The senior author's (P.A.) clinical experience has been that the placement of two straight plates onto a mandibular condylar neck fracture is often problematic secondary to the often small area available for plate placement. This is especially so if an endoscopic technique is used. Another practical consideration is that often the straight plates used are the plates designed for use in mandibular body, angle, or parasymphyseal fractures and they are relatively thick which compounds the difficulty in accurately bending the plate to passively sit onto the complex 3D surface of the condylar neck. It is envisaged that the use of a PSI that accurately fits the reduced fracture will facilitate treatment of these fractures, especially if an endoscopic approach is used.

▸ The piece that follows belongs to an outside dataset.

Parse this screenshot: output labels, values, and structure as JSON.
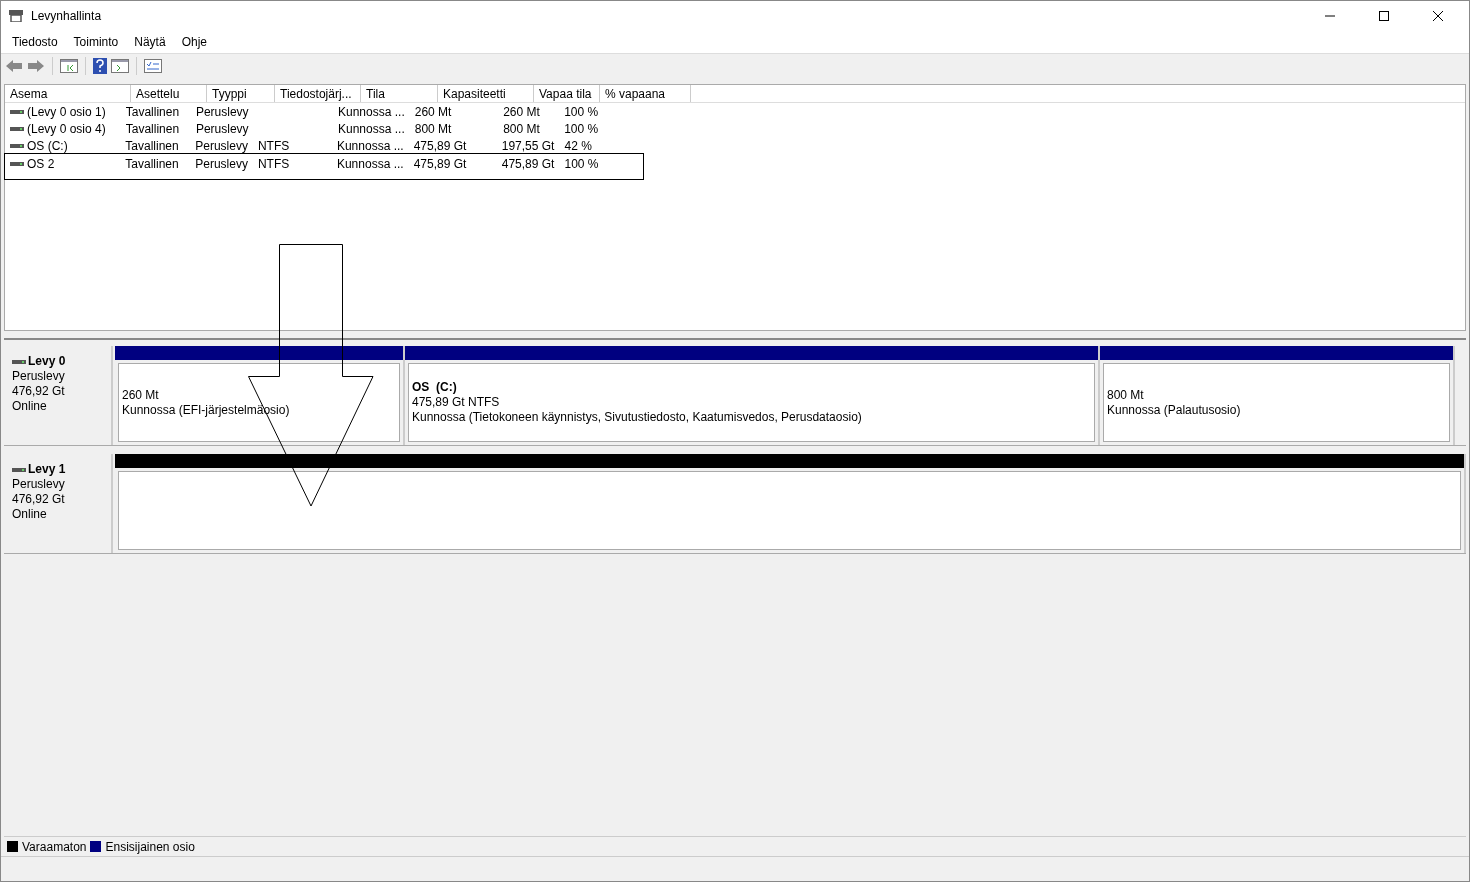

Compared with previous FEM of mandibular condyle fractures, our model has the advantages of analyzing the cranium and mandible as an articulated entity, differentiates between cortical and cancellous, and more accurately models the architectures of the jaw musculature.³⁷ The clinical situation is more realistically modeled by this FEM for several reasons; the muscle attachments are included to more closely mimic the anatomical loading of the model, each screw models the mechanical interface between bone and implant, and the virtual plates are “bent” to sit passively on the reduced fracture fragments and with the exception of the author's previous models,¹ this has not been done with other published models.

The FEM used in the present study each comprised around 1.2 million elements and is heterogeneous, considerably larger than other comparable models of the human mandible. Previous reported models have 47,525 elements and 72,899 nodes and homogeneous properties,²² 59,000 elements and 14,000 node and homogeneous properties,²³ 130,259 elements and homogeneous,⁴⁰ and 7,700 elements with 11,500 nodes and homogeneous properties.⁴¹ For geometrically complex structures that have significant heterogeneous properties, the predictive accuracy of a FEM tends to increase with increasing number of brick elements.¹⁶ Another advantage of this FEM is that the force vectors applied to the model have been designed to simulate the forces applied by the musculature attached to the mandible. When compared with testing plate configurations in a conventional mechanical testing system, this FEM results in a more realistic pattern of physiological loading.